During the night he dreamt about it, and when he woke in the morning its weight was still upon his mind. “Nineteen—twelve,” it is true had left him, but he was no better off for the reason that “Seventy-eight Brazils” had taken its place. When he got out of bed he tried it again. But at the end of half an hour his patience was exhausted.

“Confound the thing,” he said, as he threw the paper from him, and seated himself in a chair before his looking-glass in order that his confidential valet, Belton, might shave him. “I'll think no more of it. Mrs. Jeffreys must solve the mystery for herself. It has worried me too much already.”

He laid his head back upon the rest and allowed his valet to run the soap brush over his chin. But, however much he might desire it his Old Man of the Sea was not to be discarded so easily; the word “Brazils” seemed to be printed in letters of fire upon the ceiling. As the razor glided over his cheek he thought of the various constructions to be placed upon the word—The Country—Stocks—and even nuts—Brazil nuts, Spanish nuts, Barcelona nuts, walnuts, cob nuts—and then, as if to make the nightmare more complete, no less a thing than Nuttall's Dictionary. The smile the last suggestion caused him came within an ace of leaving its mark upon his cheek. He signed to the man to stay his hand.

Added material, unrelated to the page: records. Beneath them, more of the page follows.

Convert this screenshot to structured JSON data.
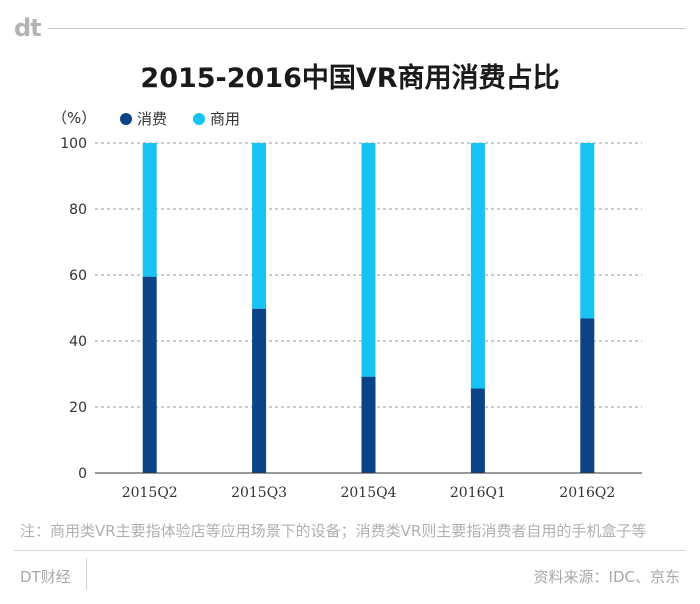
{
  "logo": "dt",
  "title": "2015-2016中国VR商用消费占比",
  "unit_label": "（%）",
  "legend": [
    {
      "label": "消费",
      "color": "#0b4486"
    },
    {
      "label": "商用",
      "color": "#16c3f2"
    }
  ],
  "chart_data": {
    "type": "bar",
    "stacked": true,
    "title": "2015-2016中国VR商用消费占比",
    "categories": [
      "2015Q2",
      "2015Q3",
      "2015Q4",
      "2016Q1",
      "2016Q2"
    ],
    "series": [
      {
        "name": "消费",
        "color": "#0b4486",
        "values": [
          59.5,
          49.8,
          29.2,
          25.6,
          46.9
        ]
      },
      {
        "name": "商用",
        "color": "#16c3f2",
        "values": [
          40.5,
          50.2,
          70.8,
          74.4,
          53.1
        ]
      }
    ],
    "ylim": [
      0,
      100
    ],
    "yticks": [
      0,
      20,
      40,
      60,
      80,
      100
    ],
    "ylabel": "（%）",
    "grid": true,
    "legend_position": "top-left"
  },
  "note": "注：商用类VR主要指体验店等应用场景下的设备；消费类VR则主要指消费者自用的手机盒子等",
  "brand": "DT财经",
  "source": "资料来源：IDC、京东"
}
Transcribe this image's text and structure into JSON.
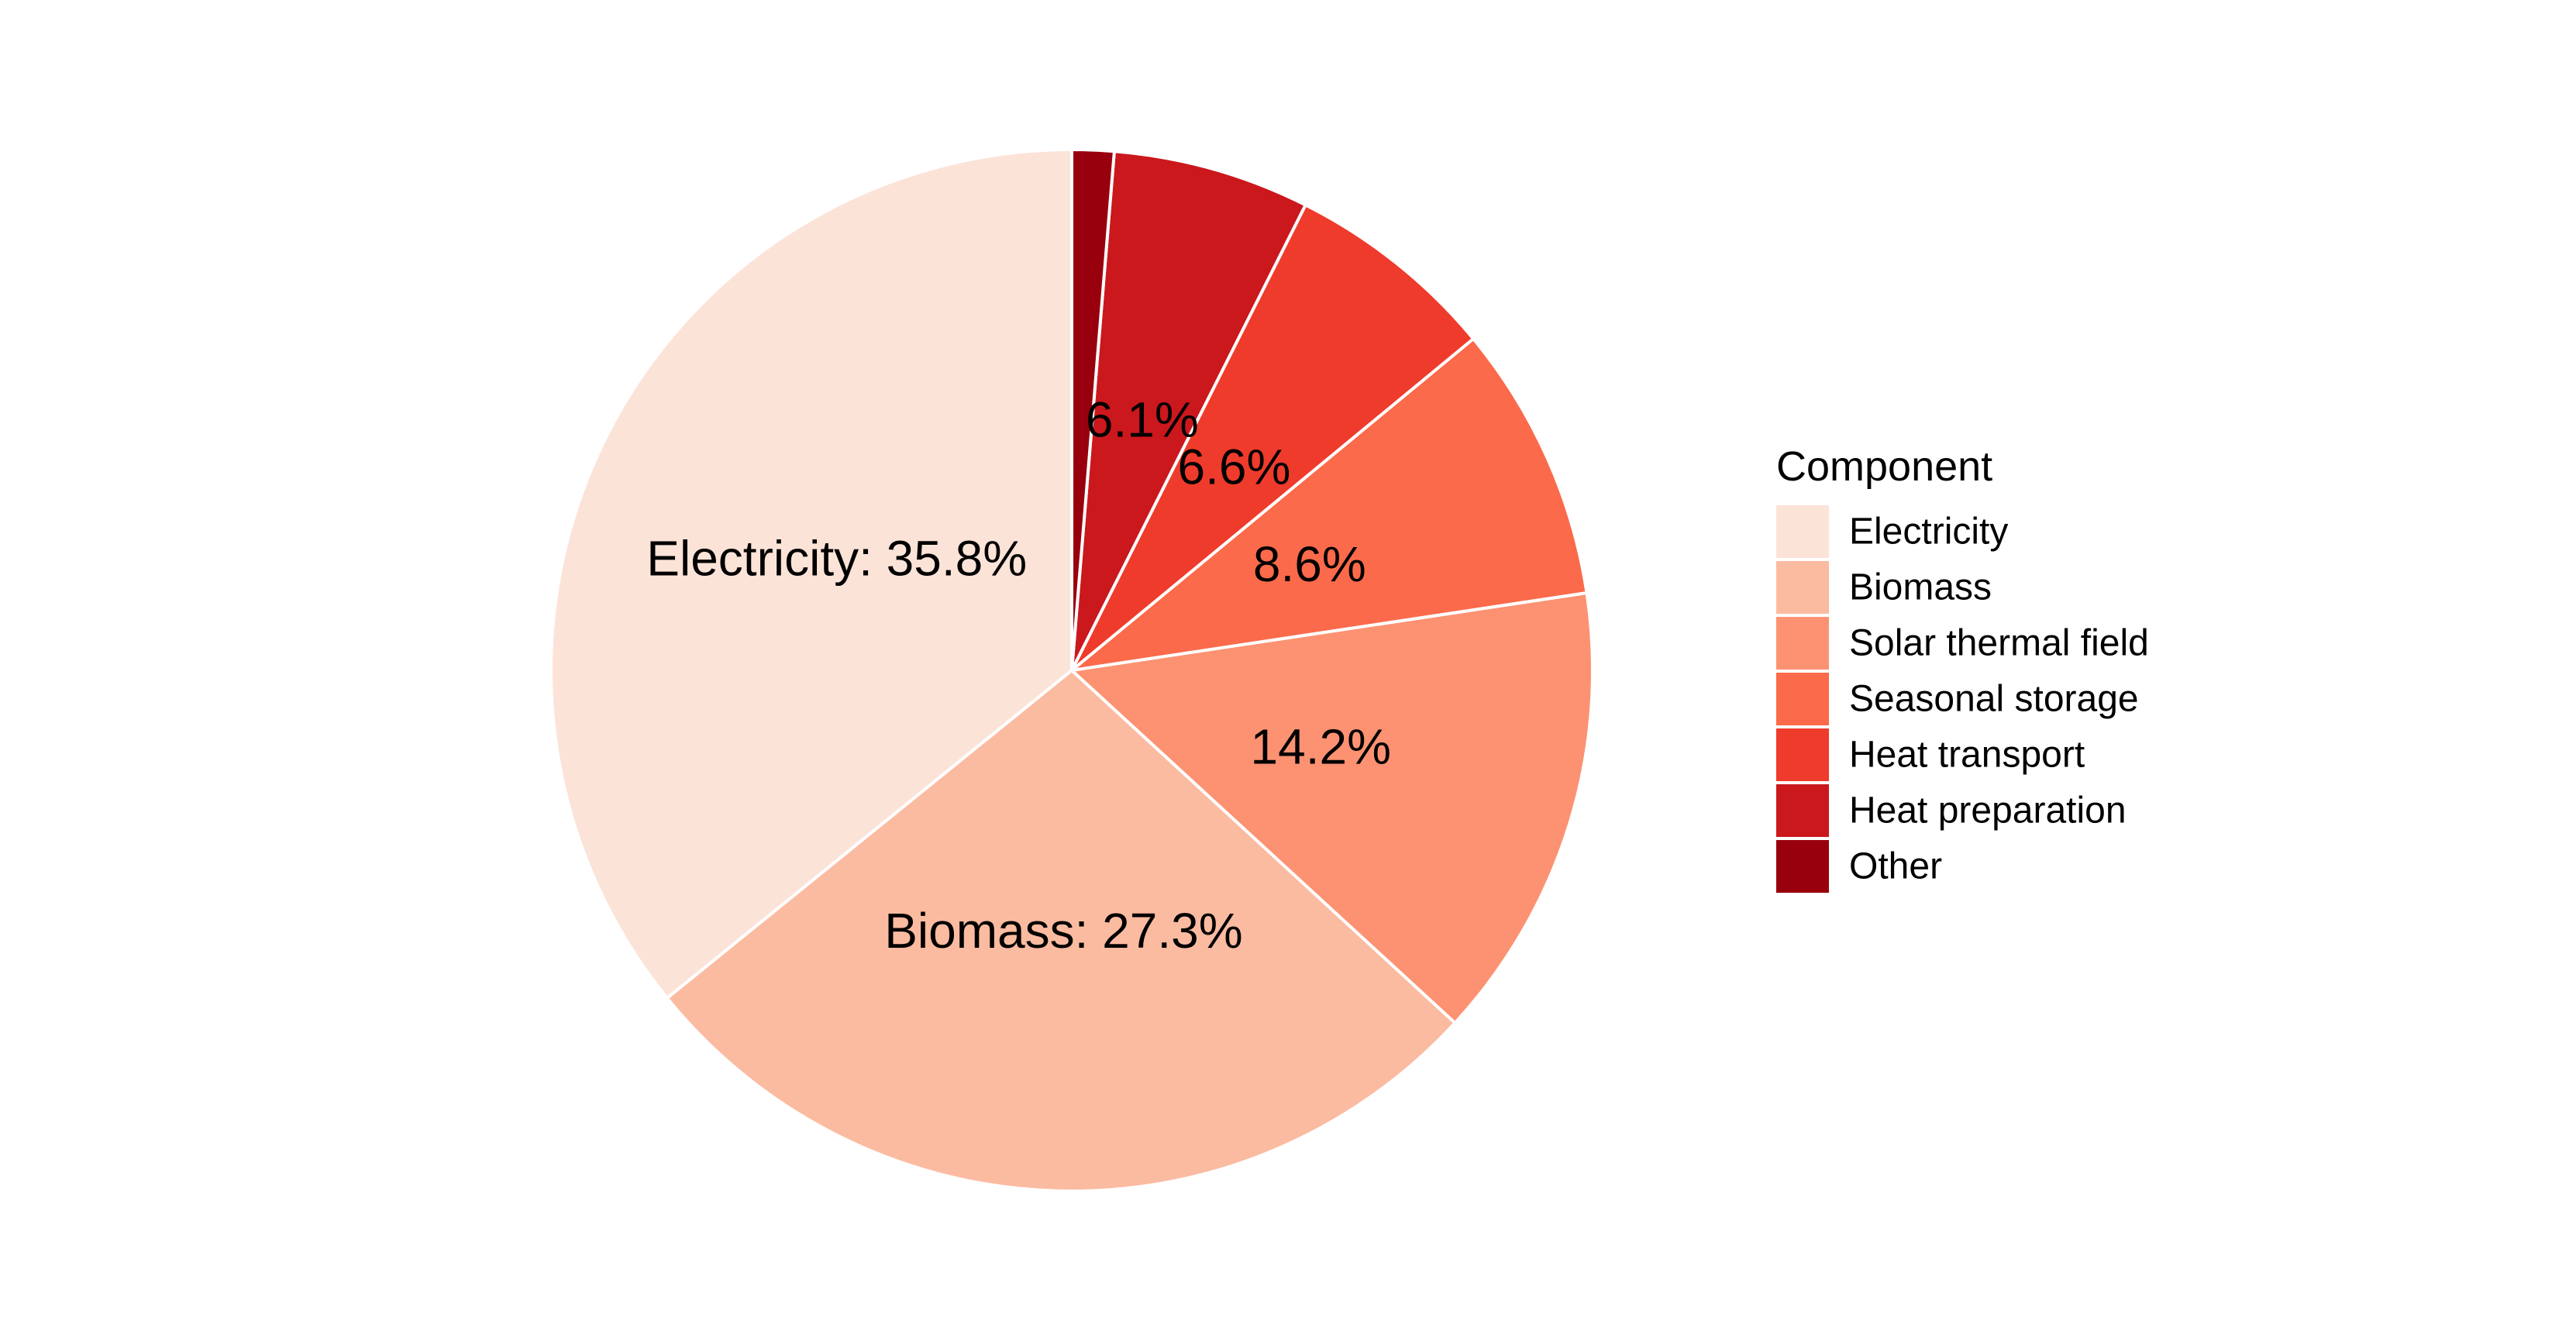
{
  "chart_data": {
    "type": "pie",
    "legend": {
      "title": "Component",
      "placement": "right"
    },
    "slices": [
      {
        "name": "Electricity",
        "value": 35.8,
        "label": "Electricity: 35.8%",
        "color": "#FCE3D8"
      },
      {
        "name": "Biomass",
        "value": 27.3,
        "label": "Biomass: 27.3%",
        "color": "#FBBBA1"
      },
      {
        "name": "Solar thermal field",
        "value": 14.2,
        "label": "14.2%",
        "color": "#FC9272"
      },
      {
        "name": "Seasonal storage",
        "value": 8.6,
        "label": "8.6%",
        "color": "#FB6A4A"
      },
      {
        "name": "Heat transport",
        "value": 6.6,
        "label": "6.6%",
        "color": "#EF3B2C"
      },
      {
        "name": "Heat preparation",
        "value": 6.1,
        "label": "6.1%",
        "color": "#CB181D"
      },
      {
        "name": "Other",
        "value": 1.3,
        "label": "",
        "color": "#99000D"
      }
    ]
  }
}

“Egad!” he cried, “who knows but this may be the solution of the mystery? Go down to the study, Belton, and bring me Nuttall's Dictionary.”

He waited with one side of his face still soaped until his valet returned, bringing with him the desired volume. Having received it he placed it upon the table and took up the telegram.

“Seventy—eight Brazils,” it said, “one—twenty—nine.”

Accordingly he chose the seventieth page, and ran his fingers down the first column. The letter was B, but the eighth word proved useless. He thereupon turned to the seventy-eighth page, and in the first column discovered the word
Bomb
. In a second the whole aspect of the case changed, and he became all eagerness and excitement. The last words on the telegram were “one-twenty-nine,” yet it was plain that there were barely a hundred upon the page. The only explanation, therefore, was that the word “One” distinguished the column, and the “twenty-nine” referred to the number of the word in it.